Citation: Adam D M Briggs, Oliver T Mytton, Ariane Kehlbacher, lecturer, Richard Tiffin, Mike Rayner, Peter Scarborough, 'Overall and income specific effect on prevalence of overweight and obesity of 20% sugar sweetened drink tax in UK: econometric and comparative risk assessment modelling study', BMJ 2013;347:f6189 31 October 2013
(1) And we got a constitutional prohibition on legal sales of alcohol in the US, which made one bootlegger so much money he was able to get his son into the presidency.

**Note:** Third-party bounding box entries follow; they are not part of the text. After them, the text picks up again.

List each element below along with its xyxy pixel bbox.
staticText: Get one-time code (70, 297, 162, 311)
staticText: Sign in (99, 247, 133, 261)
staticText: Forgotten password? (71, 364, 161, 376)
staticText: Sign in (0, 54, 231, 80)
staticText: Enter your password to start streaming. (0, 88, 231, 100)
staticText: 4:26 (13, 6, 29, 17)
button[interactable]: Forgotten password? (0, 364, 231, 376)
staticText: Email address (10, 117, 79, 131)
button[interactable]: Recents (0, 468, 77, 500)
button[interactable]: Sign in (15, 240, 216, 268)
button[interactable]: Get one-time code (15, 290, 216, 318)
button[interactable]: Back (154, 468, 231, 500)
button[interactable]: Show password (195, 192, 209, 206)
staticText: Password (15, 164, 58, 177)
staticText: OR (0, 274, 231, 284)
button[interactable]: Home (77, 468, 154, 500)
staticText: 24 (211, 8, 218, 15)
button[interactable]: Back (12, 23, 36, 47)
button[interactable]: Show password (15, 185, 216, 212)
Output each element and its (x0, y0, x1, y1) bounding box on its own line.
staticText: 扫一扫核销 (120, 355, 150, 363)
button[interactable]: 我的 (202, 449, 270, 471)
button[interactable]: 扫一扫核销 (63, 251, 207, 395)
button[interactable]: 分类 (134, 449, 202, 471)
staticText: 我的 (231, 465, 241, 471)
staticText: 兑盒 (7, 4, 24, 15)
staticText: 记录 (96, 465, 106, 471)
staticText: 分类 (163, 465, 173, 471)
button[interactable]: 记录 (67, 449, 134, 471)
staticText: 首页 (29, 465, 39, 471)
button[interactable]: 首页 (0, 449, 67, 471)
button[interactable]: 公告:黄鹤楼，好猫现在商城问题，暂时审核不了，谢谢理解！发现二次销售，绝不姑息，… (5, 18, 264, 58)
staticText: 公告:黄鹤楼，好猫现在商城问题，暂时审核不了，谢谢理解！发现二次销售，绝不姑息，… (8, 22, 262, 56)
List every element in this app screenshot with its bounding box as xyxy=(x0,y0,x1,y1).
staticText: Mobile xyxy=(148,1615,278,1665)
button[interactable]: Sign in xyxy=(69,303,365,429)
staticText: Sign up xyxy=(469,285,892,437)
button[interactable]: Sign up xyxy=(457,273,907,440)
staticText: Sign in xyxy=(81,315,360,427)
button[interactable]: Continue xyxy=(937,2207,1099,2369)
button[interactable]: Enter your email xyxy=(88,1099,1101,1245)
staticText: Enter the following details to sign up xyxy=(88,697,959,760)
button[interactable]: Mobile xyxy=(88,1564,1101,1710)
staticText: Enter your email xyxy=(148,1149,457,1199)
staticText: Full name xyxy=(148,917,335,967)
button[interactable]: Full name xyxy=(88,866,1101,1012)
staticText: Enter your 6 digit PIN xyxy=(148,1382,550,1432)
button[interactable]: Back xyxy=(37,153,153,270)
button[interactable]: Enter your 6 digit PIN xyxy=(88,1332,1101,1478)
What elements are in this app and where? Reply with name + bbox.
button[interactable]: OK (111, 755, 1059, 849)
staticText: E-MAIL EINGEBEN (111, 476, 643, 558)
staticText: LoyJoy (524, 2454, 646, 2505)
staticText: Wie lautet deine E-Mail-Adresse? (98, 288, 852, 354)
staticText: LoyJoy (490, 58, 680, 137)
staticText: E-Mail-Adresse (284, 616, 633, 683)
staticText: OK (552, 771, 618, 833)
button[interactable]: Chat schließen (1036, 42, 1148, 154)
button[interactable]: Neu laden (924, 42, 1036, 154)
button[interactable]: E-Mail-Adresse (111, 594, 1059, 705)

(2) I can't figure BMJ out. It used to be they only wrote gag articles in December (examples: Head banging is bad for your head or Why Rudolph's nose is red) but they seem to push them out all during the year now. A paper looking for truth behind the saying "every time Wales win the rugby grand slam, a Pope dies" was in April of 2012 (BMJ 2012;344:e2742), but not April 1st so they may have been serious. But at least they are fair - articles often contradict each other (which happens here also) so they may have an article next month claiming free soda would reduce obesity, like opposing claims that public satisfaction with the NHS is at a record high but GPs are being forced to ration access to hospital care or scrap the 'unwinnable' drugs war and divert funds into curbing global antibiotic misuse but fears about complications shouldn't lower antibiotic use. A drug war is "unwinnable" but soda taxes fix obesity? I am starting to think that epidemiology articles this decade should come with a warning label.